Throughout his years at NYMC, Eric Feldstein, SOM Class of 2021, has continued his involvement in research he began before medical school to discover a new standard of care for this deadly illness, in conjunction with his mentor, Adam Sonabend, M.D., currently assistant professor of neurological surgery at the Robert Lurie Comprehensive Cancer Center at Northwestern University.
“A diagnosis of GBM is devastating,” says Mr. Feldstein. “This is a disease that strikes generally unexpectedly. A person who has had no family history and is otherwise healthy starts getting worsening headaches over the course of some weeks and may develop seizures or focal neurologic deficits. After imaging and then a biopsy, what was once thought to be just a headache has been revealed as their future cause of death.”
Historically, brain cancer was diagnosed, identified and set up for treatment through histology, however, in 2016, the World Health Organization came out with a classification of gliomas based on genotyping, a harbinger of the trajectory for glioma research. “Genotyping has shown that the title high-grade glioma masks the fact that the disease is heterogeneous,” says Mr. Feldstein. “One person’s cancer is not like another, and treatment potentially beneficial for one is not beneficial for someone else. Instead of finding the right cure for gliomas, the name of the game could be finding the right glioma for the cure.”
For the research, they focused on the use of topoisomerase 2 (TOP2) inhibitors for the treatment of high-grade glioma, specifically examining where TOP2 binds on the native genome as well as where it is activated. “Based on previous findings that some strains of human glioma could be treated effectively with topoisomerase inhibitors and poisons, and knowing that a TOP2 poison such as etoposide was already used in the chemotherapeutic world to treat a subset of human glioma, allowed us to explore genome regulation in these cancers.”
Mr. Feldstein’s specific responsibilities were designing and conducting Chromatin Immunoprecipitation Sequencing (ChIP-seq) experiments, which involved collecting the population of DNA bound to topoisomerase and creating a visual map of where in the genome this protein binds across various human glioma models.

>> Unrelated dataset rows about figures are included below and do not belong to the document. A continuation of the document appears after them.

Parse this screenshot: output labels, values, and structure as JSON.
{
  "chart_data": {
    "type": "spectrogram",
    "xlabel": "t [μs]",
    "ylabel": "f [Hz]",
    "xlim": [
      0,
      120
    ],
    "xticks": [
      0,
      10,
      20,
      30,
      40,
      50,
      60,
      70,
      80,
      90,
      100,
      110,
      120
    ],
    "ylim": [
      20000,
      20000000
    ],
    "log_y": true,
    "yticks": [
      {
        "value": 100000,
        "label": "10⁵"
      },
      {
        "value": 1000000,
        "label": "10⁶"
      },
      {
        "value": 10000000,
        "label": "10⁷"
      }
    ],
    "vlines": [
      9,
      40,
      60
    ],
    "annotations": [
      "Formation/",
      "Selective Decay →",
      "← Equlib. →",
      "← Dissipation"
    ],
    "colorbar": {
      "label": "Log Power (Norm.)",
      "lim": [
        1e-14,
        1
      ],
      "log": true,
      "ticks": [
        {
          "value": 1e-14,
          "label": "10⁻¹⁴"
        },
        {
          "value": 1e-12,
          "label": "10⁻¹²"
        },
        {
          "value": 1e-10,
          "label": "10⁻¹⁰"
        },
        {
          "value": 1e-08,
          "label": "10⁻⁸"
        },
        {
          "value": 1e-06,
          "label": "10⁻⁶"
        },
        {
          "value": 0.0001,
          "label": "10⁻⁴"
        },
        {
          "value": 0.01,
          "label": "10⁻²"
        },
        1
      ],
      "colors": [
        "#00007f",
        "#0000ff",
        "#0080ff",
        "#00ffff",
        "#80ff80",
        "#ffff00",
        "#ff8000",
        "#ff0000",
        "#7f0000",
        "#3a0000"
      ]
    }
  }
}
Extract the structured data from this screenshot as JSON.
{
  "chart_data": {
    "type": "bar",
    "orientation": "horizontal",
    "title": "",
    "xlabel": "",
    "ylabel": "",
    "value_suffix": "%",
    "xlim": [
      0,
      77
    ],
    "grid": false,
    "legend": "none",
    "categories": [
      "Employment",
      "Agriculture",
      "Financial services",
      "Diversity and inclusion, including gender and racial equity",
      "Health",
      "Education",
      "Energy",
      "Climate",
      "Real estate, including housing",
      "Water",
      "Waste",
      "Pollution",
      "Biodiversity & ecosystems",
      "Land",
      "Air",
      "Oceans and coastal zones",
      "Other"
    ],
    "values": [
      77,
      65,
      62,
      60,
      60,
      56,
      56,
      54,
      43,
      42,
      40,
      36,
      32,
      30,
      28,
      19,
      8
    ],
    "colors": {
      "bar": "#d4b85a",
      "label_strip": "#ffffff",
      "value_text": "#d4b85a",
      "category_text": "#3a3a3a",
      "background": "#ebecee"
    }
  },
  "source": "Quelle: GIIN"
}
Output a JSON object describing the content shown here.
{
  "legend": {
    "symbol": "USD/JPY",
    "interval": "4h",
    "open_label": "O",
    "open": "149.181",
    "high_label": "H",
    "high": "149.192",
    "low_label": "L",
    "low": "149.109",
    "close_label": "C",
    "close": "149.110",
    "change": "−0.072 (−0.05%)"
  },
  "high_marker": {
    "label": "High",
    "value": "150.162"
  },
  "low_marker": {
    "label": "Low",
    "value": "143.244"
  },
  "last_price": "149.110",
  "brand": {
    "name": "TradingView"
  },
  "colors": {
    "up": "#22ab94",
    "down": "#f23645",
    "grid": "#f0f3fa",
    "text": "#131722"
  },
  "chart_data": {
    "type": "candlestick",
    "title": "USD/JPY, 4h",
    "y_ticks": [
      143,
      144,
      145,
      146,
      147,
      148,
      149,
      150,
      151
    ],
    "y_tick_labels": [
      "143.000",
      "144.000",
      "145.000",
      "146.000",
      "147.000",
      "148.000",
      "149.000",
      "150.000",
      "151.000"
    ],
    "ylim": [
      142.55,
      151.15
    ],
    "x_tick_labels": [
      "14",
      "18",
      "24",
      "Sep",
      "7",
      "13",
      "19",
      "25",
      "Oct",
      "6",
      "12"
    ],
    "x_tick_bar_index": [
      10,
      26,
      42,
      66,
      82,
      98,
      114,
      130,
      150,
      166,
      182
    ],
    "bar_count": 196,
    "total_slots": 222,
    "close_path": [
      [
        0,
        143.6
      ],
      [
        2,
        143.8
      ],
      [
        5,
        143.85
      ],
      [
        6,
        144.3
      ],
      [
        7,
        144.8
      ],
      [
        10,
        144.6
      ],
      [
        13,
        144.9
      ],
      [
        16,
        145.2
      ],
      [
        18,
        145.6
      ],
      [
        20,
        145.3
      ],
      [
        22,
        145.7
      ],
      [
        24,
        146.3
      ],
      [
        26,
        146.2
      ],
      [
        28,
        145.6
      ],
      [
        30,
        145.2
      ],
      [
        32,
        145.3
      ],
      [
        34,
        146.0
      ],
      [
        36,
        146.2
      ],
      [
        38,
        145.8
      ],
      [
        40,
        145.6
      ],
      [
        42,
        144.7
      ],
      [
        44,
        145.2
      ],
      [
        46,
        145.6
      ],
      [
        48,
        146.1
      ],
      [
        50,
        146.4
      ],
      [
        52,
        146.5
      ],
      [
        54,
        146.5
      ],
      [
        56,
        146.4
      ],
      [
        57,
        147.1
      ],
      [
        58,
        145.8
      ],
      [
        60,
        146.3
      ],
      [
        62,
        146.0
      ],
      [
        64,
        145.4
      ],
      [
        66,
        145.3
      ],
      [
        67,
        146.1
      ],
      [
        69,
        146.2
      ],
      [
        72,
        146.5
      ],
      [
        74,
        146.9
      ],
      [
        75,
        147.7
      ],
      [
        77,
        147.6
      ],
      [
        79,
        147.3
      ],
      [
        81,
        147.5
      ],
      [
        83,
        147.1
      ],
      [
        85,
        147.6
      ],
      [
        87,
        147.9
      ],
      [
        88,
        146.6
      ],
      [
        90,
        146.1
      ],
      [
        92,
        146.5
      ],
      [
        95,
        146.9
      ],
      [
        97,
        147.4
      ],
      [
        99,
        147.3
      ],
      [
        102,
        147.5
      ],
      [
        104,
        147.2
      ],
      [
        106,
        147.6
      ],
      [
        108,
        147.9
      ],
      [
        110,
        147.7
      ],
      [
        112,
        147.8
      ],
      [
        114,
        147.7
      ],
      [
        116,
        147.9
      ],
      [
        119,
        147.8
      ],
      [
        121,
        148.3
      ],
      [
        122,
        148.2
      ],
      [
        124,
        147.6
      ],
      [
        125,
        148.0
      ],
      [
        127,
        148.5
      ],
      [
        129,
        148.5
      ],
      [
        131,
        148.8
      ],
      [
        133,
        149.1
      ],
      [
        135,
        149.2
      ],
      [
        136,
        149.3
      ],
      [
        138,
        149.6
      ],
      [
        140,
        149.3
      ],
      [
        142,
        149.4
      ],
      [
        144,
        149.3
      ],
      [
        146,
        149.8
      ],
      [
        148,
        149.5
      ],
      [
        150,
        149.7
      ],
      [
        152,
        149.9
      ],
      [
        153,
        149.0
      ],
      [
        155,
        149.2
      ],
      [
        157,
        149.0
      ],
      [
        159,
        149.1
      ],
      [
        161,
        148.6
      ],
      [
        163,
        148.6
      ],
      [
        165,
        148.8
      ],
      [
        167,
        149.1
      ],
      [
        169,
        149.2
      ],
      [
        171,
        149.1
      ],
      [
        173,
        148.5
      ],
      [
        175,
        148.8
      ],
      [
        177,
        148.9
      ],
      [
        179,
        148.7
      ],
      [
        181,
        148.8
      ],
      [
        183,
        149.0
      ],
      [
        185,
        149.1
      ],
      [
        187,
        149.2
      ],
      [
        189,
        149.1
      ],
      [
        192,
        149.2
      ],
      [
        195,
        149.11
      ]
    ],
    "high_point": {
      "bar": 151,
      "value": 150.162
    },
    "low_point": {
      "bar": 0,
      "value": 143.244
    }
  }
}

Their most recent work, Ribosomal protein S11 influences glioma response to TOP2 poisons, which was published in June, explored the population of genes that helped confer susceptibility to etoposide.
“The significance of this research is two-fold,” says Mr. Feldstein “First, we have new research targets to study in our quest to better understand the regulation of human gliomas. Second, we have a proof of concept that we can take a human glioma sample, test it for the presence or absence of a specific protein, and then know if a certain treatment option will be worth considering. In many ways this is now high-grade glioma orthodoxy, the search of genetic markers to drive individualized therapy.”
“Like many neurological disorders, the symptoms one has from glioma cancer hits at things that are fundamental to a person’s identity. Either by progression of disease, or by our best attempts at curing it, the patient can lose the use of their limbs, their ability to speak, lose their memory, the function of their senses or more. These are losses that happen to fundamentally healthy human beings who, along with their loved ones, are blindsided by the diagnosis. As future and current healthcare providers, our goal is to alleviate suffering and cure human disease. It’s a great gift to be invited into people’s lives at their most vulnerable, trusted to help in any way we can and to hold that trust with no small degree of humility. No matter if one works in the wards, the OR, the classroom or the laboratory, they are a trusted caretaker of countless tales of humans and the diseases they fight.”